Teaching an 8 Year Old

A couple of weeks ago in my high school astronomy class I asked students to share common science misconceptions that we've discussed in class in preparation for an activity in which those students would attempt to correct the misconception in such a way that an 8 year old would walk away with a clear understanding.  This is more difficult than may seem as an 8 year old does not have the educational background an adult has.  It also stresses the important of discussing complicated science in a way that the general public can understand.

The misconception we chose was the cause of the seasons.  Too often kids are taught we have seasons on Earth due to Earth's changing distance from the Sun.  Not true.  We have seasons due to Earth's tilt, as I previously discussed here.  Students had to discuss and formulate a way to explain this to an 8 year old.  After a few minutes I selected a handful of students to give it a shot at the front of the room.
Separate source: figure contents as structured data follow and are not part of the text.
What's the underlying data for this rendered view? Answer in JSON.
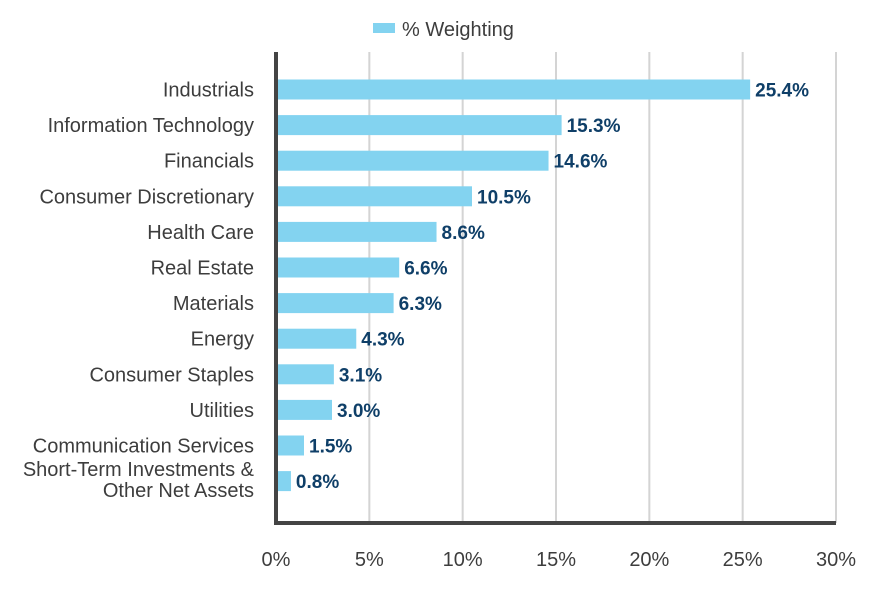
{
  "chart_data": {
    "type": "bar",
    "orientation": "horizontal",
    "categories": [
      "Industrials",
      "Information Technology",
      "Financials",
      "Consumer Discretionary",
      "Health Care",
      "Real Estate",
      "Materials",
      "Energy",
      "Consumer Staples",
      "Utilities",
      "Communication Services",
      "Short-Term Investments & Other Net Assets"
    ],
    "series": [
      {
        "name": "% Weighting",
        "values": [
          25.4,
          15.3,
          14.6,
          10.5,
          8.6,
          6.6,
          6.3,
          4.3,
          3.1,
          3.0,
          1.5,
          0.8
        ]
      }
    ],
    "data_labels": [
      "25.4%",
      "15.3%",
      "14.6%",
      "10.5%",
      "8.6%",
      "6.6%",
      "6.3%",
      "4.3%",
      "3.1%",
      "3.0%",
      "1.5%",
      "0.8%"
    ],
    "x_ticks": [
      "0%",
      "5%",
      "10%",
      "15%",
      "20%",
      "25%",
      "30%"
    ],
    "xlim": [
      0,
      30
    ],
    "grid": "vertical",
    "legend_position": "top-center",
    "colors": {
      "bar": "#83d3f0",
      "data_label": "#0f3f68",
      "axis": "#444444",
      "grid": "#d4d4d4",
      "text": "#3d3d3d"
    }
  }
}
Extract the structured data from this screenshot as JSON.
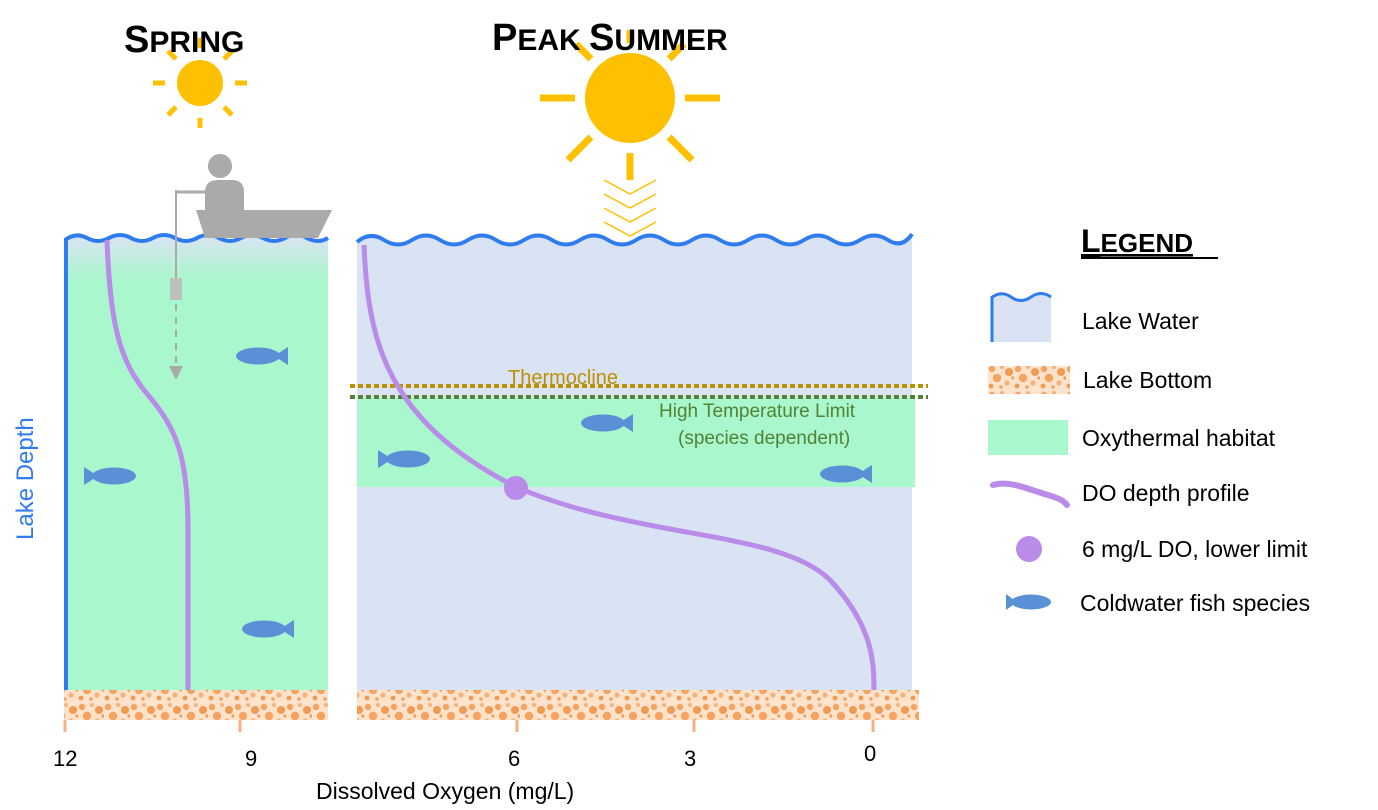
{
  "titles": {
    "spring": {
      "first": "S",
      "rest": "PRING"
    },
    "summer": {
      "first1": "P",
      "rest1": "EAK",
      "first2": "S",
      "rest2": "UMMER"
    }
  },
  "labels": {
    "thermocline": "Thermocline",
    "high_temp_line1": "High  Temperature Limit",
    "high_temp_line2": "(species dependent)",
    "y_axis": "Lake Depth",
    "x_axis": "Dissolved Oxygen (mg/L)"
  },
  "x_ticks": [
    "12",
    "9",
    "6",
    "3",
    "0"
  ],
  "legend": {
    "title": {
      "first": "L",
      "rest": "EGEND"
    },
    "items": [
      {
        "label": "Lake Water",
        "icon": "wave-icon"
      },
      {
        "label": "Lake Bottom",
        "icon": "gravel-icon"
      },
      {
        "label": "Oxythermal habitat",
        "icon": "habitat-swatch"
      },
      {
        "label": "DO depth profile",
        "icon": "curve-icon"
      },
      {
        "label": "6 mg/L DO, lower limit",
        "icon": "dot-icon"
      },
      {
        "label": "Coldwater fish species",
        "icon": "fish-icon"
      }
    ]
  },
  "colors": {
    "water_line": "#2f7cf0",
    "water_fill": "#dae3f3",
    "habitat": "#a9f7cc",
    "profile": "#b88ce8",
    "fish": "#5b8fd6",
    "sun": "#ffc000",
    "thermocline": "#bf9000",
    "high_temp": "#548235",
    "gravel_base": "#fde2cc",
    "gravel_dot": "#f4a460",
    "boat": "#aaaaaa",
    "tick": "#f4b183"
  }
}
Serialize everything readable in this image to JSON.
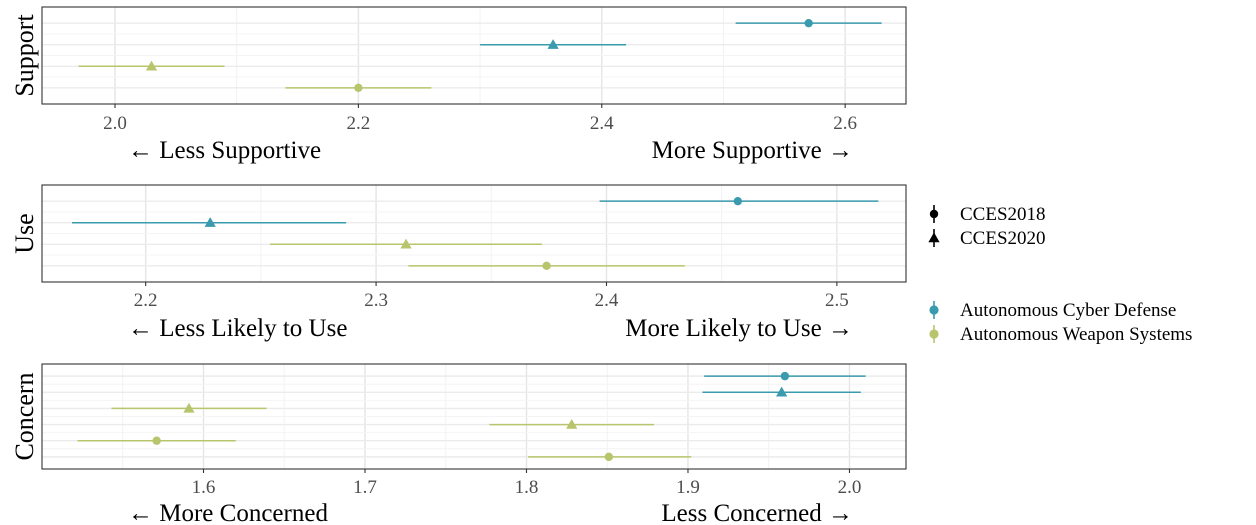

Granted, I did not give my students long to think about this and it is much more difficult than it looks, but one student used hot water from a faucet onto a metal bowl.  If the water directly strikes the top of the bowl, the bowl gets hotter, whereas if the water comes in at an angle, the bowl doesn't get as hot.  This wasn't a bad example and relates to the directness of the sun's rays on Earth's surface!  However, the student used a few words that would confuse an 8 year old.  For example, he used the word 'particle' and 'directness of sunlight'.  These terms make sense to us in the class, but may not to an 8 year old.

The goal of this exercise wasn't to be perfect, but to attempt an explanation to a very general audience without much of a science background.  It's much harder than it looks and you encounter problems you didn't necessarily expect to encounter.  It's a task all of us should take on from time to time to continue that relationship with a non-expert in your chosen field.  Try it on your kids.  Try explaining what you do at work in a way they'll understand.  It's hard, but a worthwhile experience as a parent.